Don’t try to catch the map is not the territory during the last 30 minutes of the Portland Art Museum’s hours. You need time. The inaugural exhibition—which will repeat every three years—displays work from eight Pacific Northwest artists and addresses relationships with region, climate change, and (quoting curator Grace Kook-Anderson) “a time of reckoning where we need to embrace indigenous knowledge.”
Kook-Anderson organized the exhibition and invited artists, all of whom are currently Pacific Northwest residents: Fernanda D’Agostino and Ryan Pierce are from Portland. Mary Ann Peters and Rob Rhee are from Seattle. Henry Tsang and Charlene Vickers hail from Vancouver, BC, and Annette Bellamy and Jenny Irene Miller are from the far-off reaches of Alaska.
Beyond their respective residences, their backgrounds scatter even further: Tsang was born in Hong Kong. Vickers is an Anishinabe artist whose work explores her Ojibway ancestry. Miller is Inupiaq and a lifelong Alaskan, while Bellamy was born in Seattle. Even D’Agostino and Rhee’s New York-area origins are important in understanding this installation’s star chart of origin and perspective.
It’s compelling to see PAM, one of the largest forces in Portland’s art community, taking on something of this scale. D’Agostino’s “Borderline” swathes the museum’s foyer in massive , interwoven projections of flaming forests and dancers. Cameras in the square record the real-time movements of viewers and project them onto screens too. D’Agostino expressed a desire to make people see themselves in the effects of climate change, from which many feel disconnected.
Adjacent to the foyer, Tsang’s piece occupies a projection room, which affords it a feeling of quiet solemnity as it retells the injustice of the 1851 Tansy Point treaty—where treaties between the Chinook Nation and the federal government were not ratified, despite the Chinook signing them in good faith. The rest of the exhibition shares one large room, which allows pieces to interact with one another—Vickers’ crafted moccasins converse with Peters’ satchel of refugee possessions. Bellamy’s hollow stoneware, hanging from UV-resistant wire, interacts with Rhee’s gourds, grown within the constriction of steel. (Like I said, there’s a lot here.)

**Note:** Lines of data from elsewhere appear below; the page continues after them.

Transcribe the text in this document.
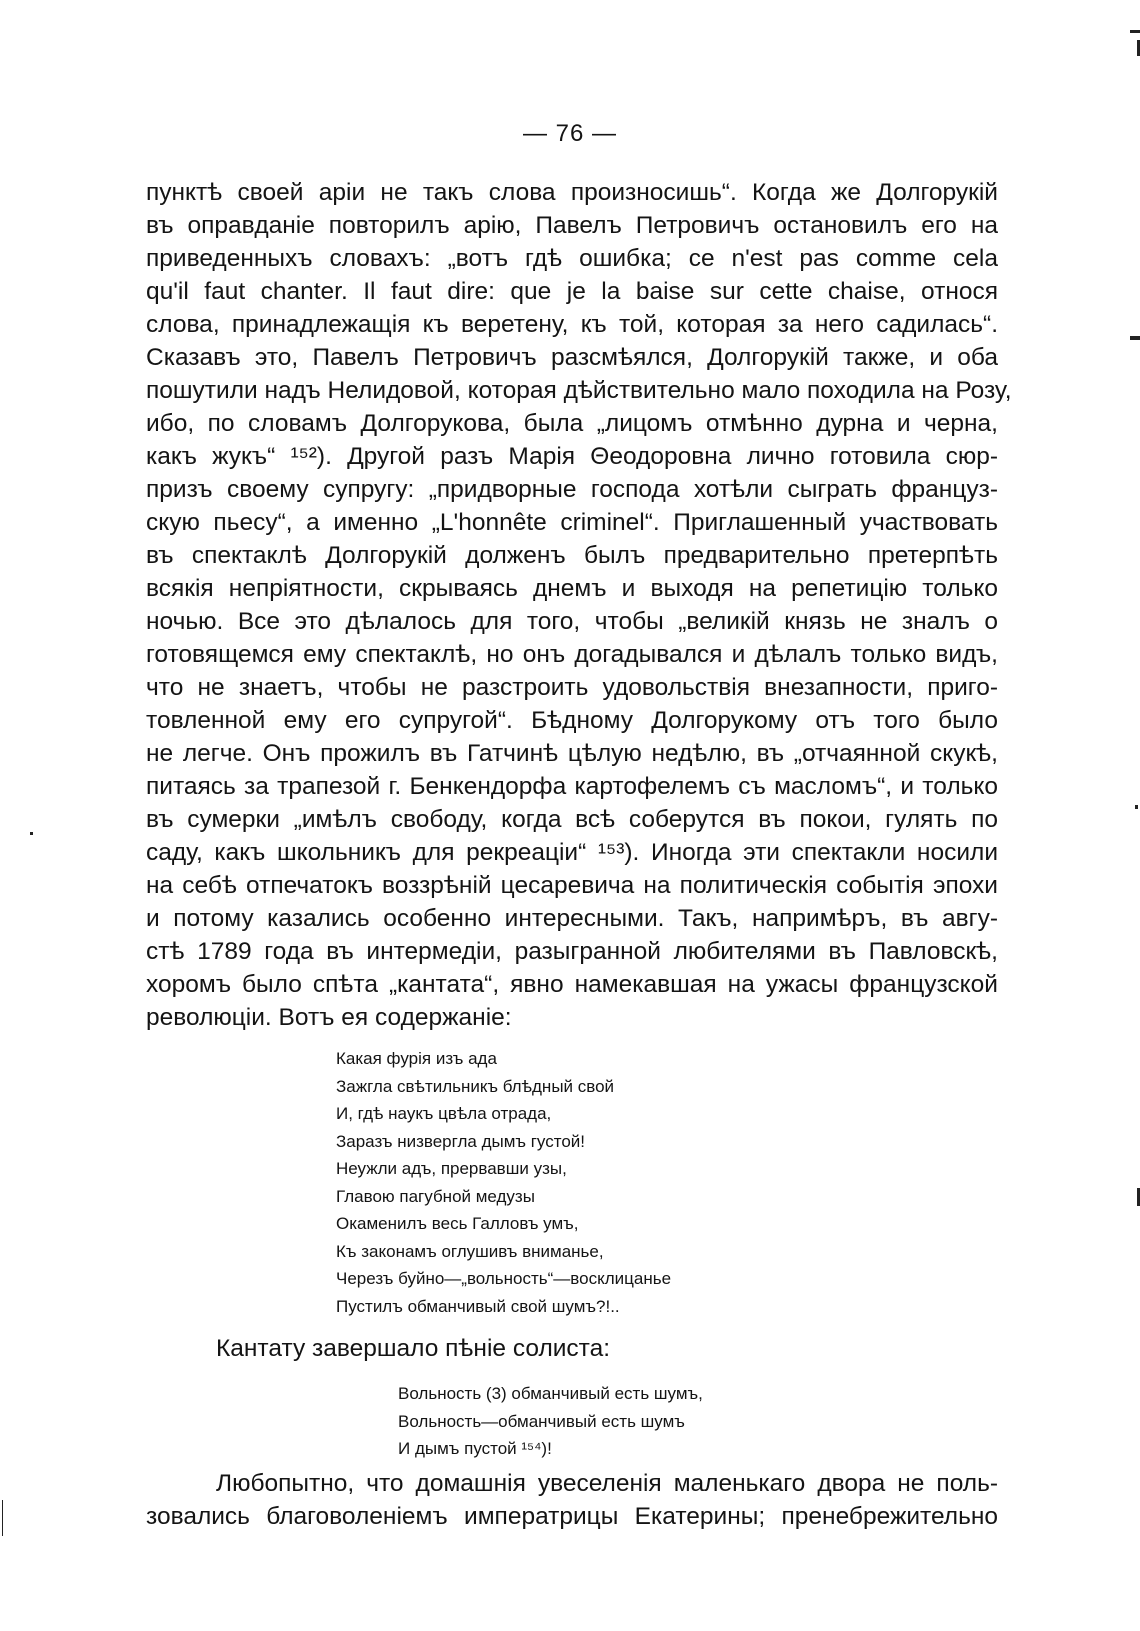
— 76 —
пунктѣ своей аріи не такъ слова произносишь“. Когда же Долгорукій
въ оправданіе повторилъ арію, Павелъ Петровичъ остановилъ его на
приведенныхъ словахъ: „вотъ гдѣ ошибка; ce n'est pas comme cela
qu'il faut chanter. Il faut dire: que je la baise sur cette chaise, относя
слова, принадлежащія къ веретену, къ той, которая за него садилась“.
Сказавъ это, Павелъ Петровичъ разсмѣялся, Долгорукій также, и оба
пошутили надъ Нелидовой, которая дѣйствительно мало походила на Розу,
ибо, по словамъ Долгорукова, была „лицомъ отмѣнно дурна и черна,
какъ жукъ“ ¹⁵²). Другой разъ Марія Θеодоровна лично готовила сюр-
призъ своему супругу: „придворные господа хотѣли сыграть француз-
скую пьесу“, а именно „L'honnête criminel“. Приглашенный участвовать
въ спектаклѣ Долгорукій долженъ былъ предварительно претерпѣть
всякія непріятности, скрываясь днемъ и выходя на репетицію только
ночью. Все это дѣлалось для того, чтобы „великій князь не зналъ о
готовящемся ему спектаклѣ, но онъ догадывался и дѣлалъ только видъ,
что не знаетъ, чтобы не разстроить удовольствія внезапности, приго-
товленной ему его супругой“. Бѣдному Долгорукому отъ того было
не легче. Онъ прожилъ въ Гатчинѣ цѣлую недѣлю, въ „отчаянной скукѣ,
питаясь за трапезой г. Бенкендорфа картофелемъ съ масломъ“, и только
въ сумерки „имѣлъ свободу, когда всѣ соберутся въ покои, гулять по
саду, какъ школьникъ для рекреаціи“ ¹⁵³). Иногда эти спектакли носили
на себѣ отпечатокъ воззрѣній цесаревича на политическія событія эпохи
и потому казались особенно интересными. Такъ, напримѣръ, въ авгу-
стѣ 1789 года въ интермедіи, разыгранной любителями въ Павловскѣ,
хоромъ было спѣта „кантата“, явно намекавшая на ужасы французской
революціи. Вотъ ея содержаніе:
Какая фурія изъ ада
Зажгла свѣтильникъ блѣдный свой
И, гдѣ наукъ цвѣла отрада,
Заразъ низвергла дымъ густой!
Неужли адъ, прервавши узы,
Главою пагубной медузы
Окаменилъ весь Галловъ умъ,
Къ законамъ оглушивъ вниманье,
Черезъ буйно—„вольность“—восклицанье
Пустилъ обманчивый свой шумъ?!..
Кантату завершало пѣніе солиста:
Вольность (3) обманчивый есть шумъ,
Вольность—обманчивый есть шумъ
И дымъ пустой ¹⁵⁴)!
Любопытно, что домашнія увеселенія маленькаго двора не поль-
зовались благоволеніемъ императрицы Екатерины; пренебрежительно
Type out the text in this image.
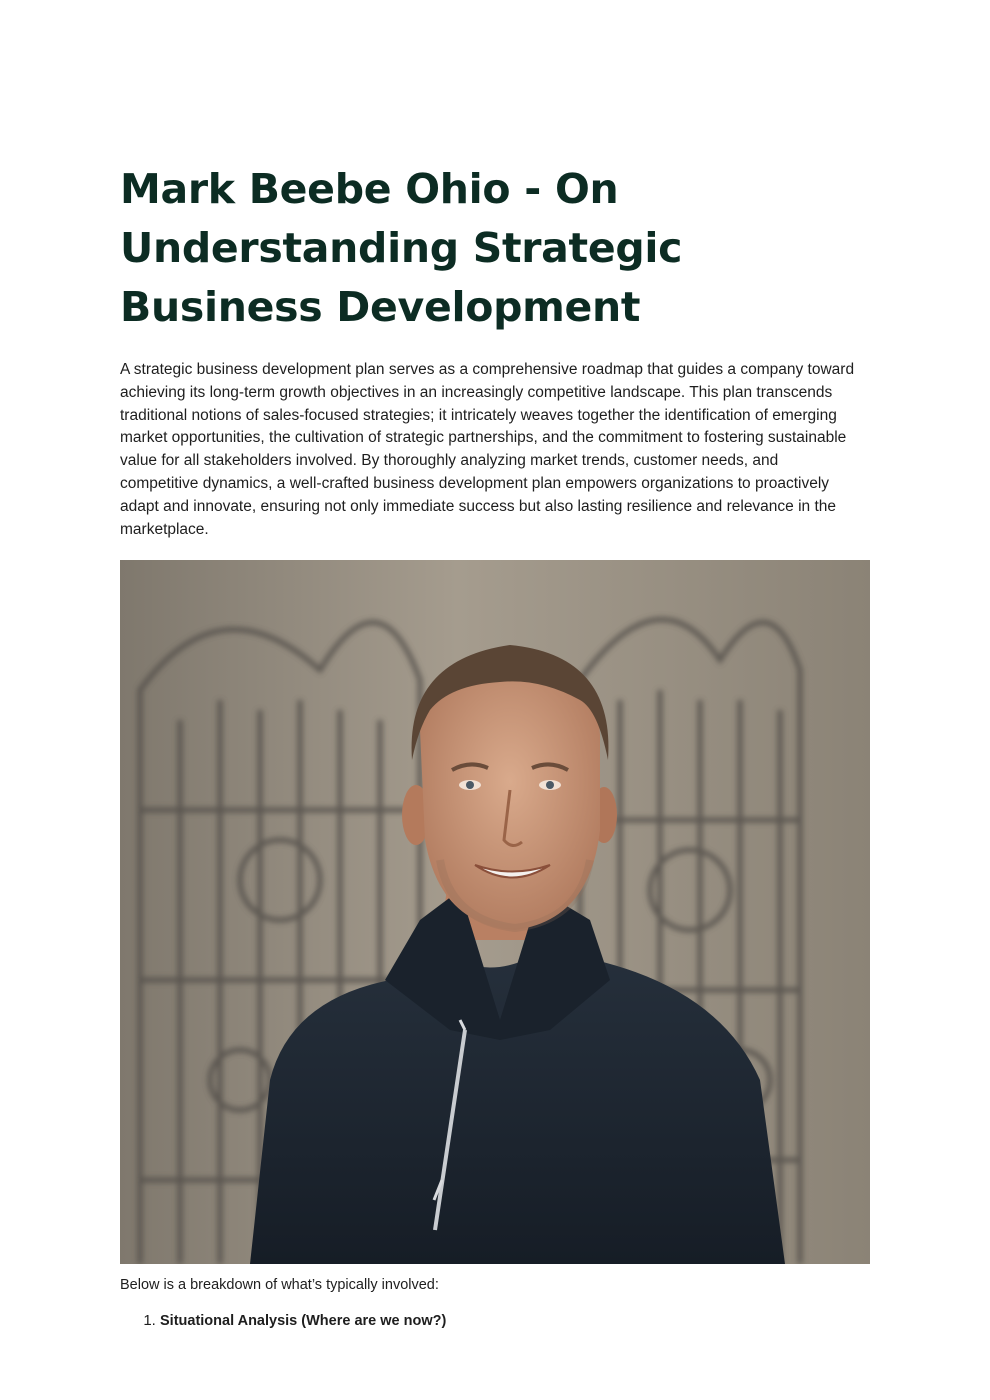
Mark Beebe Ohio - On Understanding Strategic Business Development

A strategic business development plan serves as a comprehensive roadmap that guides a company toward achieving its long-term growth objectives in an increasingly competitive landscape. This plan transcends traditional notions of sales-focused strategies; it intricately weaves together the identification of emerging market opportunities, the cultivation of strategic partnerships, and the commitment to fostering sustainable value for all stakeholders involved. By thoroughly analyzing market trends, customer needs, and competitive dynamics, a well-crafted business development plan empowers organizations to proactively adapt and innovate, ensuring not only immediate success but also lasting resilience and relevance in the marketplace.

Below is a breakdown of what’s typically involved:

1. Situational Analysis (Where are we now?)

My recommendation for a way into the exhibit is this: Go all the way to the back and start with Pierce’s paintings of cataloged wildlife and preservation methods. It feels very Portland and, in the spirit of the exhibition, why not start with your own backyard? Then move out, through Miller’s photo series of modern-day First Nations Alaskans. Find yourself in the D’Agostino projections at the end and see that you are part of the map. Your actions are leaving a record.